The Lost Art of Parenting BLOG was created as a forum for sharing insights, tools and information regarding the practice of proactive parenting.

The purpose of Proactive and Purposeful Parenting as we have defined at Spring Ridge Academy is: To create a safe, trustworthy and nurturing environment that promotes emotional, physical, mental, social and spiritual growth and connection and supports age appropriate developmental stages, individuation and self regulation.

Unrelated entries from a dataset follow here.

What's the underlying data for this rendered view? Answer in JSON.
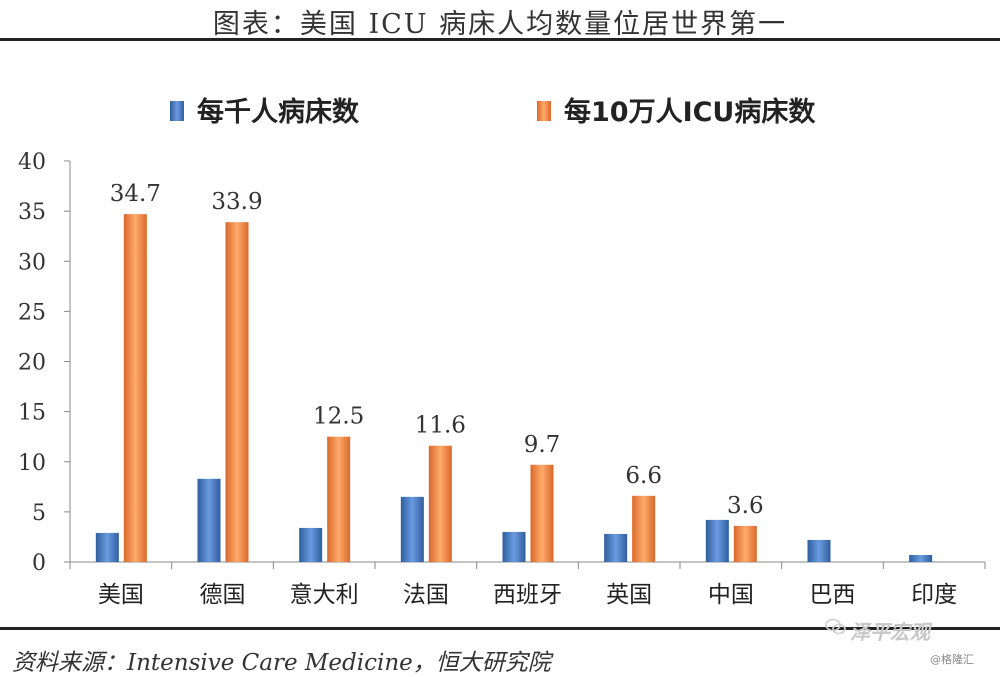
{
  "header": {
    "title": "图表：美国 ICU 病床人均数量位居世界第一"
  },
  "footer": {
    "source": "资料来源：Intensive Care Medicine，恒大研究院",
    "watermark_main": "泽平宏观",
    "watermark_sub": "@格隆汇"
  },
  "colors": {
    "series1": "#4a7ebb",
    "series2": "#f08a3c",
    "axis": "#888888",
    "text": "#333333"
  },
  "chart_data": {
    "type": "bar",
    "categories": [
      "美国",
      "德国",
      "意大利",
      "法国",
      "西班牙",
      "英国",
      "中国",
      "巴西",
      "印度"
    ],
    "series": [
      {
        "name": "每千人病床数",
        "values": [
          2.9,
          8.3,
          3.4,
          6.5,
          3.0,
          2.8,
          4.2,
          2.2,
          0.7
        ]
      },
      {
        "name": "每10万人ICU病床数",
        "values": [
          34.7,
          33.9,
          12.5,
          11.6,
          9.7,
          6.6,
          3.6,
          null,
          null
        ]
      }
    ],
    "data_labels": [
      "34.7",
      "33.9",
      "12.5",
      "11.6",
      "9.7",
      "6.6",
      "3.6"
    ],
    "yticks": [
      "0",
      "5",
      "10",
      "15",
      "20",
      "25",
      "30",
      "35",
      "40"
    ],
    "ylim": [
      0,
      40
    ],
    "grid": false,
    "legend": "top"
  }
}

What is a parent’s role when a child enters residential treatment? Does the parent play a passive role waiting for a healed child to be returned to them? Should the parent play the role of negotiator and director of the therapeutic process? At what point is it best to step in and at what point should one let go and trust the guidance of a therapist and/or program? These are some of the questions parents face as they embark on the treatment process with their child. The truth is parents play a pivotal role in treatment of a daughter or son. One of the most significant factors influencing treatment outcome is active and meaningful parental involvement. Parents have the ability to support changes being made by the child and to direct changes made within the family environment. Conversely, a parent can quickly undermine or delay therapeutic progress by enabling the child’s non-working, immature, manipulative behavior. One of the first steps in letting go is allowing a child to experience discomfort and natural consequences without stepping in to “soften the blow” or reduce the pain. This allows the child to not only understand there are consequences in life, but also to learn to tolerate discomfort, to delay gratification and to initiate solving his or her own problems. It is a necessity for the child to begin to self-sooth and problem solve in order to mature. It also requires the parent to cope with their own feelings of guilt and distress when their child is uncomfortable. All parties involved must deal with their own feelings in order to develop a healthy separation and boundaries. So what should a parent do when facing the discomfort of a child away from home and unhappy? Ask for help, get support and take care of yourself first so that you can appropriately attend to the needs of your family. Find a therapist, a parent support group and an Alanon meeting. All of these are wonderful resources to support the healing process. Ask for referrals to support groups and book suggestions from your child’s program. Some programs like SRA have parent support resources via the internet, email or in person. With assistance you can assess the source of the feelings and make balanced decisions regarding your child and his or her treatment. With time the process of letting go becomes less painful and instead will be empowering to everyone involved.